La ri-trasformazione del tempo spazializzato in spazio vissuto, come è stato studiato da E. Minkowski10, è davvero d'attualità.

   Foto: Eugene Minkowski

In Samuele, il geometrismo ed il razionalismo patologici sono sostituiti dalla vita di un pensiero sempre meno allucinato e sempre più vissuto.

Un giorno Samuele mi dice: <<Sa, dottore, ho scoperto che le mie passate allucinazioni erano in realtà dei pensieri>>. Quale migliore definizione dell'allucinazione? Ciò mostra che se le condizioni del transfert sono adeguate, il paziente può riprendere il corso dei suoi pensieri e dei suoi affetti, cioè egli può prendersi il suo spazio mentale: prendere la responsabilità, o paternità, del suo spazio-madre (<<ogni corpo è madre>>, diceva Meister Eckart (1260-1328)).
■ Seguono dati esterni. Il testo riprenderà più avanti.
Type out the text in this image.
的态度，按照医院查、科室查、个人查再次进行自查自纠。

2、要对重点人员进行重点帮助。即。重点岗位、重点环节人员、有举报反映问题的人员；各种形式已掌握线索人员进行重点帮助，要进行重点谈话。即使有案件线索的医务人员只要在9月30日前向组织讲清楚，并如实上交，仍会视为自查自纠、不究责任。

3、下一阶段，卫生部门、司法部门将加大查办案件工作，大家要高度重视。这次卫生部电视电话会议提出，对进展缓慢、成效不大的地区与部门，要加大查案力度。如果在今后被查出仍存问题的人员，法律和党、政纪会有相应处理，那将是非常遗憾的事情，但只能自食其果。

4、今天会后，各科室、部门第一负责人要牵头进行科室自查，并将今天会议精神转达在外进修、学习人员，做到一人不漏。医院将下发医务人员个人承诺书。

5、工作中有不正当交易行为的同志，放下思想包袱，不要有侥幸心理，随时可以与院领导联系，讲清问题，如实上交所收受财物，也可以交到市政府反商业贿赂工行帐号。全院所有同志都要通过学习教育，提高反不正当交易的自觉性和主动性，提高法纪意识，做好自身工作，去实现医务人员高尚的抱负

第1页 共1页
In un'altra occasione, egli dice:<<penso a mio fratello morto>>, che in effetti si era appena suicidato qualche mese prima dell'inizio della sua analisi. Quando egli disse ciò, i suoi occhi divennero rossi, e la sua pelle più colorata. Ma siccome sono anni che non piange più, gli chiedo:<<Dove sono le tue lacrime?>>. Egli risponde con un silenzio, ma il clima è allora commovente. Certi psicotici, incapaci di piangere con gli occhi, traspirano eccessivamente dalle mani ad esempio, come l'ho notato in un mio paziente, Piermaria, che piangeva letteralmente con le sue mani.

A proposito di lacrime, dice:<<Sono circondato da un mondo di 'matriochkas' (o bambole russe), ed all'interno di ciascuna di esse, all'interno della più piccola, ci sono delle lacrime>>. Io, che sono russo di origine, mi sono allora molto commosso. D'altronde, la 'matriochka' vive un'esistenza immobile, e Samuele non si muoveva ancora a sufficienza a livello affettivo. Vivere interamente il dramma della sua vita, della sua nascita (era figlio di madre nubile) era ancora troppo doloroso. In più, colui che aveva sposato sua madre, quando Samuele aveva tre anni, gli aveva raccontato di essere suo padre, cosa falsa, e Samuele ne aveva già un'intuizione anche se era accettato ed amato dal <<padre>>. Ci sono sempre dei malintesi consci ed inconsci all'origine di ogni psicopatologia. Per Samuele, ancora fragile ed in fondo troppo sensibile, la <<realtà>> era troppo difficile da affrontare. Il vecchio malinteso si è allora posto di nuovo nel transfert, ed ha cominciato a svelarsi dolcemente in un contesto analitico. Gli dico allora:<<Il mondo, per te, si trasforma in realtà dove la sofferenza esiste...forse anche il piacere...>>. Per lui, il suo sentire nascosto dietro la maschera e quella dei suoi personaggi, immobilizzata come le 'matriochkas', comincia a prendere vita, a muoversi. Egli diviene dunque sempre più capace di sentire le emozioni (e-mouvant).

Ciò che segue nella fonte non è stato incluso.